« Le burn-out, une forme particulière de dépression »

Revue de Presse

Source : sciencesetavenir.fr (5 janvier 2019

Dans son hors-série numéro 196 (janvier / février 2019) Sciences et Avenir a interrogé le psychiatre Patrick Hardy, de l’hôpital Bicêtre, pour mieux cerner ce qu’est le ‘burn-out’. Interview

Sciences et Avenir : Qu’est-ce que le burn-out ou syndrome d’épuisement professionnel ?

Patrick Hardy : Le terme a été popularisé à partir des années 1970 par la psychologue américaine Christina Maslach. Celle-ci l’a défini comme un syndrome composé de trois dimensions indépendantes : l’épuisement émotionnel, la dépersonnalisation et le défaut d’accomplissement personnel. Il apparaît très proche d’un état dépressif. Dès les années 1950, les psychiatres européens avaient décrit une forme particulière de dépression – la dépression d’épuisement – principalement observée chez des personnes consciencieuses soumises à de fortes responsabilités professionnelles. Plus récemment, de nombreux travaux ont permis de confirmer l’important chevauchement symptomatique entre burn-out et dépression.

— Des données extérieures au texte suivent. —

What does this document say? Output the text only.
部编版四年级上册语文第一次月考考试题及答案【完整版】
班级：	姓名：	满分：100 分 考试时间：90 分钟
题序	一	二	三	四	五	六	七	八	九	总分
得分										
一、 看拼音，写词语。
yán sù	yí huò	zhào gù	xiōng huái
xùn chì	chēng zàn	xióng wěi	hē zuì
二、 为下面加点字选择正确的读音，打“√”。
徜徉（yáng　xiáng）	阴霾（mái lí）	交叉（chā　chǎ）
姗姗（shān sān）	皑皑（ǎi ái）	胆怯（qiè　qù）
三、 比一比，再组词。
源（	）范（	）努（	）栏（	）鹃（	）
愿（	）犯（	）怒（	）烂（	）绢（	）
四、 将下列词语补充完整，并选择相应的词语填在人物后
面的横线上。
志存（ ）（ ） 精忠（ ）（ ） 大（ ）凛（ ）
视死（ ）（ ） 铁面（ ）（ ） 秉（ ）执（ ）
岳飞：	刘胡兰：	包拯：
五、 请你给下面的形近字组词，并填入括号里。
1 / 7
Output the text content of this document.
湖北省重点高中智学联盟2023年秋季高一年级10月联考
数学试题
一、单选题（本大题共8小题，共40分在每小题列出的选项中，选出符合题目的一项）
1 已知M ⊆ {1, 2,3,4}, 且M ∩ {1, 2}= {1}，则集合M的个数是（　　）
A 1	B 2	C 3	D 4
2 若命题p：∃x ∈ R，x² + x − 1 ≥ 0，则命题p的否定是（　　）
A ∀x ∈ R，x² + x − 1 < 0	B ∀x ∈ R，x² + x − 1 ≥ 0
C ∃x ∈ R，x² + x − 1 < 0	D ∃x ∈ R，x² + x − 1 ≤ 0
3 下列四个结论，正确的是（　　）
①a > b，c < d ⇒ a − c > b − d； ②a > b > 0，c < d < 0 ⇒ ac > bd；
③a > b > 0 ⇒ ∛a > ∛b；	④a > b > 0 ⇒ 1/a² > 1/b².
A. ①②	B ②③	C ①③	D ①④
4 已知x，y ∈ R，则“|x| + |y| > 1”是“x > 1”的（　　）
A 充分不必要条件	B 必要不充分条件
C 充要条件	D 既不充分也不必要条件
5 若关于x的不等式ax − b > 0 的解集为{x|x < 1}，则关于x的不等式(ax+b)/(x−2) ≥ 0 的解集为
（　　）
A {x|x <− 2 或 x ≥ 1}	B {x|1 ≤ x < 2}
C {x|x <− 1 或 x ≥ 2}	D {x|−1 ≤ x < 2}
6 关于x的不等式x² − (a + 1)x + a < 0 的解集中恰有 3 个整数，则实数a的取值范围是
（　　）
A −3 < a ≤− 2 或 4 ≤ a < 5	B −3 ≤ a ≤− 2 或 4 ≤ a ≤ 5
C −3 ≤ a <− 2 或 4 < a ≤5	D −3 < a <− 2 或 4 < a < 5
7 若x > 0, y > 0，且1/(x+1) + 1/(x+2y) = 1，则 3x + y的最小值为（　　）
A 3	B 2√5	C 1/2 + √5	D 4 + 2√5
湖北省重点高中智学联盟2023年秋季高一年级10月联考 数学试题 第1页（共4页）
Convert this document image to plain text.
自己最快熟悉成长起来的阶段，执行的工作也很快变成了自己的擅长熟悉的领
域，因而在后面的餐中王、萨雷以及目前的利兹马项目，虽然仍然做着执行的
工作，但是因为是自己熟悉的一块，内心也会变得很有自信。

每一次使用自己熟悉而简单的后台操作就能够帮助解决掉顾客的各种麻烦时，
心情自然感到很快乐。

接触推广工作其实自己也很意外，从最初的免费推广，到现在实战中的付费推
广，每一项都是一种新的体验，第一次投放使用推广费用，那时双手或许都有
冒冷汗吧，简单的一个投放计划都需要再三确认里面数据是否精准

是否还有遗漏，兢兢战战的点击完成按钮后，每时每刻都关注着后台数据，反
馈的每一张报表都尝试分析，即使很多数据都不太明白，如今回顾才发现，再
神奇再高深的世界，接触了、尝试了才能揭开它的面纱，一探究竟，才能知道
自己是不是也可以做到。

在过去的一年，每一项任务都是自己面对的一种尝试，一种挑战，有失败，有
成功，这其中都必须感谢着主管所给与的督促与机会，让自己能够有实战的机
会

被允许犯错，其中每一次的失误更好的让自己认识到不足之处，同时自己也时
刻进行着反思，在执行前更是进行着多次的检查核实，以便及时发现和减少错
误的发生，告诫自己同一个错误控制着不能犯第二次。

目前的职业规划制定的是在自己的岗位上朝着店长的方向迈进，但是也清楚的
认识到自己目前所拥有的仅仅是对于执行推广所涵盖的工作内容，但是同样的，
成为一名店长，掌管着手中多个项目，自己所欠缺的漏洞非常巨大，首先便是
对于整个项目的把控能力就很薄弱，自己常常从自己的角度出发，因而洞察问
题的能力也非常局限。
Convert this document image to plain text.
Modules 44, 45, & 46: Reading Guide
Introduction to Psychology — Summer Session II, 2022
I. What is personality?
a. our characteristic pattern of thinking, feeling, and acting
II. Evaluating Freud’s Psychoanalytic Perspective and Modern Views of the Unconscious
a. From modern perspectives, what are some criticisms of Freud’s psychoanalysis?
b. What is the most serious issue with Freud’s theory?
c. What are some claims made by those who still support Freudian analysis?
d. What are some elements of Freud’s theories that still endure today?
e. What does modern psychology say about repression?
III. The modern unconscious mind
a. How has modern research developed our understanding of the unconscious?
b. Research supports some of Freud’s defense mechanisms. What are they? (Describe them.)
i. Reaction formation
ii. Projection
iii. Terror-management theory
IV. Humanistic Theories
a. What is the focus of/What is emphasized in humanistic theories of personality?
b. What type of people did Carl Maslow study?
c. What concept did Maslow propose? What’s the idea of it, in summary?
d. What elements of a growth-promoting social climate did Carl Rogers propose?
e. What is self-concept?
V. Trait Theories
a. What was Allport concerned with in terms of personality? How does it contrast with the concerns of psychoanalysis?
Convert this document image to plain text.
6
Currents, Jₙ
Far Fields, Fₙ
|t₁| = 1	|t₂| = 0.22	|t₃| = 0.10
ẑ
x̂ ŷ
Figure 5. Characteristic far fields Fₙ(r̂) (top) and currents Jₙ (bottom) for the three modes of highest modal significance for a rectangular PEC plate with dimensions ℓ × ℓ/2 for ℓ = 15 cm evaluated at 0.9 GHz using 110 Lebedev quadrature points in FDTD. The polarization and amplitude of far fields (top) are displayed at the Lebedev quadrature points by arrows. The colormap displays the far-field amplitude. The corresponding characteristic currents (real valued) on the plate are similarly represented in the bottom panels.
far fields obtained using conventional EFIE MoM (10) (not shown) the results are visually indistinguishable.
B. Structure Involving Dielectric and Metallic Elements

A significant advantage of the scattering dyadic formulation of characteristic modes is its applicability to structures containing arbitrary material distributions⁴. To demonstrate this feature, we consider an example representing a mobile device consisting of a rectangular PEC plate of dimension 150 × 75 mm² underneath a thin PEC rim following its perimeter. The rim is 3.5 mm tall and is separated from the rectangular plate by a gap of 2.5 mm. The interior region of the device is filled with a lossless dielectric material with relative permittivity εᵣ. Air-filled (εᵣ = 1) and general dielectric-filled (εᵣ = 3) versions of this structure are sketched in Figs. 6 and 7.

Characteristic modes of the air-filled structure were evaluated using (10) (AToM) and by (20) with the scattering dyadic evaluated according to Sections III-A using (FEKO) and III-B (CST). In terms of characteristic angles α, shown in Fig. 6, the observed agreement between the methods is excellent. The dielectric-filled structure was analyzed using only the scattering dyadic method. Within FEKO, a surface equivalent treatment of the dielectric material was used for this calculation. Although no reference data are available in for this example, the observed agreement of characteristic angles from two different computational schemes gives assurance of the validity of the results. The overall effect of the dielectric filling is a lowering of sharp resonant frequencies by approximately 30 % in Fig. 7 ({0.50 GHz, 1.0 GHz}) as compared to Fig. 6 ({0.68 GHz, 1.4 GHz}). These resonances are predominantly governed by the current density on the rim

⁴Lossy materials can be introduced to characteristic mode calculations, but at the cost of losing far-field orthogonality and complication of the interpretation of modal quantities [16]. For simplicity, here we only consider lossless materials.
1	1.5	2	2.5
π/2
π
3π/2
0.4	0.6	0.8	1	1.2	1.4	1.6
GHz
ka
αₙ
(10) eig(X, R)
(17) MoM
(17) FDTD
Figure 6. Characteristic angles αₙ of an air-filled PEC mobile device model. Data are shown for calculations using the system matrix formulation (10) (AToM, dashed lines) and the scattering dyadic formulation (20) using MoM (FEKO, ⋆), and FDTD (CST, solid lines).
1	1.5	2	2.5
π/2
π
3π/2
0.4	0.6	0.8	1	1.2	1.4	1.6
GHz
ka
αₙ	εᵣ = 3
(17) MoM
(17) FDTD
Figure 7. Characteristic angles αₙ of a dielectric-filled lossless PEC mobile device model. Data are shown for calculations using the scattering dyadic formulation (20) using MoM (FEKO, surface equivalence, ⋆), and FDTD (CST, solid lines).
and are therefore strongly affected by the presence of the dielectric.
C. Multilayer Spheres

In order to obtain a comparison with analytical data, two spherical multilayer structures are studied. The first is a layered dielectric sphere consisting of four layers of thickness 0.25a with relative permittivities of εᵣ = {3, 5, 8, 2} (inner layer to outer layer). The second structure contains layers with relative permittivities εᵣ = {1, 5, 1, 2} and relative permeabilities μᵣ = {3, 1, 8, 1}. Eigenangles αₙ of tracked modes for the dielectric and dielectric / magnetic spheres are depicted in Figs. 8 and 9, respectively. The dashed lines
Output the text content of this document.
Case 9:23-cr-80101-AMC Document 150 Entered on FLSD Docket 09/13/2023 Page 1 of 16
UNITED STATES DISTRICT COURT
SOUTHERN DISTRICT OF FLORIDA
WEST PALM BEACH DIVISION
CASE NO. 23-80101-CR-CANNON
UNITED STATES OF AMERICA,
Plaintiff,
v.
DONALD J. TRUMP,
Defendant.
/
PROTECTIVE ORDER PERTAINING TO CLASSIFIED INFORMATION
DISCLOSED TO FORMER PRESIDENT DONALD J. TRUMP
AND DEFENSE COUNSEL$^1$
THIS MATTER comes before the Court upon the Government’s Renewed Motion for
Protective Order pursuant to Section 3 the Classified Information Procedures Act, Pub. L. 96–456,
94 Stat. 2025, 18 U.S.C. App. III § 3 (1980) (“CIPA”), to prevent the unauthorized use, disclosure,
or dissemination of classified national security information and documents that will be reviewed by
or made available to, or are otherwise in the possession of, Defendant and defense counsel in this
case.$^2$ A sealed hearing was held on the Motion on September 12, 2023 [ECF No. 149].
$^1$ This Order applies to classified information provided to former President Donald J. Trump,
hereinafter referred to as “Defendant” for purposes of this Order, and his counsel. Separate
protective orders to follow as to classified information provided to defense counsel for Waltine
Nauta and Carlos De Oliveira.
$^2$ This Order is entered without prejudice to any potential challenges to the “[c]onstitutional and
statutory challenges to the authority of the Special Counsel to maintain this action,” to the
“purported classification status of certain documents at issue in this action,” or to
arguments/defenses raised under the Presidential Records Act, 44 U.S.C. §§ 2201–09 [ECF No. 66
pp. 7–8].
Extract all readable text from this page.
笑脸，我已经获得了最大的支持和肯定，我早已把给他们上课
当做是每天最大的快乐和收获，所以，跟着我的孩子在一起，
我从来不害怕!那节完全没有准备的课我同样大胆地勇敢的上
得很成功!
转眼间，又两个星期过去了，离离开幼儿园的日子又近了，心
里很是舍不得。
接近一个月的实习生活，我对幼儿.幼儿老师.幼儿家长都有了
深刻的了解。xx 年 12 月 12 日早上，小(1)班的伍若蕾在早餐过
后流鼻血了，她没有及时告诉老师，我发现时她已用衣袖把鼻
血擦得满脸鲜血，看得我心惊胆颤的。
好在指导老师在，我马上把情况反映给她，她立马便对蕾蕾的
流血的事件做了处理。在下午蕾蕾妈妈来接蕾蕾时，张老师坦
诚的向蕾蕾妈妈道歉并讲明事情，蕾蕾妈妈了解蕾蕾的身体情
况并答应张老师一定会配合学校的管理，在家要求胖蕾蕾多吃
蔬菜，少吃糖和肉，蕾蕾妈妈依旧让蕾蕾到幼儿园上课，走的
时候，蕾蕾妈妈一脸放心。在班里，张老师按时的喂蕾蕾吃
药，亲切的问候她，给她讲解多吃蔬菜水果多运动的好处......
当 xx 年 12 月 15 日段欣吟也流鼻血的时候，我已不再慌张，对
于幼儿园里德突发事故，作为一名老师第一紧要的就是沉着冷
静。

Quels en sont les signes cliniques ?

Des symptômes très divers, qui incluent des manifestations émotionnelles : anxiété, irritabilité, tristesse, hypersensibilité ou, au contraire, absence d’émotion, manque d’entrain. Des manifestations physiques et cognitives aussi : troubles du sommeil, fatigue, tensions musculaires et douleurs, vertiges, diminution de la concentration et de l’attention, difficulté à prendre des décisions… Sur le plan comportemental, on peut observer un repli sur soi avec isolement, des comportements hostiles ou agressifs, une diminution de l’empathie. Le sujet tend à se démotiver, à se désengager de son travail, à se déprécier et à douter des valeurs qui fondaient son engagement.

Le burn-out n’est pourtant pas une maladie reconnue. Pourquoi ?

Le concept proposé par Christina Maslach a fait l’objet de nombreuses critiques ; d’autres outils de mesure, principalement centrés sur la dimension d’épuisement, ont été suggérés. Par ailleurs, en l’absence de définition diagnostique, le burn-out ne peut être considéré comme une pathologie. On peut plutôt le concevoir comme un marqueur d’exposition à certains risques psychosociaux (situations de stress ou de violence au travail) ou un outil de dépistage individuel.

Comment prévenir cet épuisement ?

Il s’agit en premier lieu de mettre en oeuvre, dans toutes les entreprises, une politique de prévention. Réglementairement, celle-ci doit être transcrite dans un « document unique ». Il faut également dépister précocement les premiers signes d’une souffrance psychique afin de mettre en place des dispositifs d’aide individuelle et de corriger des dysfonctionnements à l’origine de cette souffrance. La médecine du travail, mais aussi les médecins traitants et les proches, ont un rôle essentiel à jouer en matière d’alerte.